Shargh daily reported Monday that it had contacted the head of public relations of The Greater Tehran Law Enforcement, Colonel Ali Sabahi to verify the claim by Attorney General Mohammad Jafar Montazeri who suggested December 3 that the so-called morality police has been abolished, but the official refused to make any comments.
“It’s not time for us to discuss this. The Police will comment whenever it deems is necessary. Don’t tell [anyone] you have contacted us,” Sabahi told the Shargh reporter. “I’m not the attorney general, go ask him!”, he added before insulting the reporter. The newspaper said further enquiries were also ignored but threats were made, through a third party, against the newspaper, its reporters, and its managing director.
“The morality police has nothing to do with the judiciary and was shut down by the same authority that had established it,” Montazeri had said in response to a reporter at a press conference.
The only comment on Montazeri’s controversial remarks came from Iran's state-run Arabic-language TV channel, Al-Alam, on Sunday [Dec 4] which referring to international media reports on its Persian-language website wrote that officials of the Islamic Republic have not “confirmed the disbanding of the morality police patrols.”
“Some foreign media have tried to present the attorney general’s remarks as the Islamic Republic’s retreat from the matter of [compulsory] hijab and chastity due to the recent riots,” Al Alam wrote.

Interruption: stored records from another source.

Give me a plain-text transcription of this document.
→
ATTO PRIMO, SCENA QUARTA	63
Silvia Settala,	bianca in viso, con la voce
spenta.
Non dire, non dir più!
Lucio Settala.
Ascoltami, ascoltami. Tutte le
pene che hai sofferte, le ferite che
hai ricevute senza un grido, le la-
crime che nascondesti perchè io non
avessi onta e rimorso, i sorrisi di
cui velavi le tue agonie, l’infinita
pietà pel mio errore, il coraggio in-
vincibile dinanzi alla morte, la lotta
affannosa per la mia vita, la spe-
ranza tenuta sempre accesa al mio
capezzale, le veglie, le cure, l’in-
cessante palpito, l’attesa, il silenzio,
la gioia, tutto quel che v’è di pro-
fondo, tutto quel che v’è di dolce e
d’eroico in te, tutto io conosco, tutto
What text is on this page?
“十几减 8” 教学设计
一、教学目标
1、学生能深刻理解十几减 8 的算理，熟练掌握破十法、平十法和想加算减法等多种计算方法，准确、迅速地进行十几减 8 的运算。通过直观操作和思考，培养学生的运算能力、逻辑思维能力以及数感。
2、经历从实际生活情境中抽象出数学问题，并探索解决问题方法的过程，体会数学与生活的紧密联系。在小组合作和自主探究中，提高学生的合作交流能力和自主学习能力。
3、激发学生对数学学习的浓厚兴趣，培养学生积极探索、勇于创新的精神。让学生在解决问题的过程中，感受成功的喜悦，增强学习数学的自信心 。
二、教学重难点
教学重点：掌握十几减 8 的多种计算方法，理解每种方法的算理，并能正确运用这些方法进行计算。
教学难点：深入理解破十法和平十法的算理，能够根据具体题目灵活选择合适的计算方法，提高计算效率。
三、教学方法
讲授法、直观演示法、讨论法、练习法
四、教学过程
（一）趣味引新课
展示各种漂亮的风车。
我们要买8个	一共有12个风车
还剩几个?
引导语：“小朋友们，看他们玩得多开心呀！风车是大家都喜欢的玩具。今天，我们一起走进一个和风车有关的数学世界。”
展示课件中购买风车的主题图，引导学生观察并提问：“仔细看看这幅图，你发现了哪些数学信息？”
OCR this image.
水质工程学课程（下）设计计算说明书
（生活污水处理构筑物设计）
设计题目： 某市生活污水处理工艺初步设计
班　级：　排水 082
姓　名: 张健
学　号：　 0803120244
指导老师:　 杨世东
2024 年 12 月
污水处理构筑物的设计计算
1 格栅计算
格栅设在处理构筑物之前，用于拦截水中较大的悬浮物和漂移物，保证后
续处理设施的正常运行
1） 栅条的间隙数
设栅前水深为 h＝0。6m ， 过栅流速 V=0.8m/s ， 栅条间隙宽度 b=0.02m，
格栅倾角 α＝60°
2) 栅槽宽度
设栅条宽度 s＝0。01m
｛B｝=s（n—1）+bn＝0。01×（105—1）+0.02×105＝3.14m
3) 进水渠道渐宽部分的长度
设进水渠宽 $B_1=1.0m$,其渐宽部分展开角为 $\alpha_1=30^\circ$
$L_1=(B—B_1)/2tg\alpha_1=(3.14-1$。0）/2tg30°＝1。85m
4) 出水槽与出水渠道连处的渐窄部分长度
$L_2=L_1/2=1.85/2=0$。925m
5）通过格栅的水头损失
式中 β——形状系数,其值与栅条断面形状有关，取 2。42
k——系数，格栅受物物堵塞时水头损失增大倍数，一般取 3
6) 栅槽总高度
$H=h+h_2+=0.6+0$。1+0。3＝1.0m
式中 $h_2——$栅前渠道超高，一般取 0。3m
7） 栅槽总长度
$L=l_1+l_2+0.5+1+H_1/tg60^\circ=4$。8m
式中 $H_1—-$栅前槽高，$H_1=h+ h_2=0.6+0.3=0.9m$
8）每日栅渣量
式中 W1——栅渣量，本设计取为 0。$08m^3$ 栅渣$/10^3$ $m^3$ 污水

Meanwhile, judicial authorities shut down a children’s amusement center at a Tehran mall Sunday because its staff had flouted the hijab and published their photos on social media. Judicial authorities have also been summoning celebrities such as actress Shaghayegh Dehghan who published a photo of herself without the compulsory veil on a Tehran street.
The indirect denial by the authorities comes a day after Montazeri’s suggestion made headlines in many major international media and even made US Secretary of State Antony Blinken cautiously comment on it in an interview with the CBS.
“And so, if the regime has now responded in some fashion, to those protests, that could be a positive thing. But we have to see how it actually plays out in practice. And what the Iranian people think. This is about them, and it's up to them,” he said when asked about the reported abolishment of the morality police.
At a joint press conference with Serbian officials in Belgrade, Iran's foreign minister Hossein Amir-Abdollahian alleged that the United States “and a few western countries” were encouraging “riots and terrorism” in Iran and claimed that Iranian authorities are “listening to people’s demands and responding to them” but will not allow anyone to foment such activities. “We enjoy a strong democracy in our region,” he claimed.
Some social media users have suggested that Montazeri’s remark was a publicity stunt meant to appease protesters and keep them away from the streets during the planned three-day strikes and protests starting December 5.
Disbanding the morality police, others say, will make no difference to protesters who want nothing less than toppling the Islamic regime. As underground activists in Iran formally joined forces and issued calls for protests, their aim was clear – putting an end to the Islamic Republic.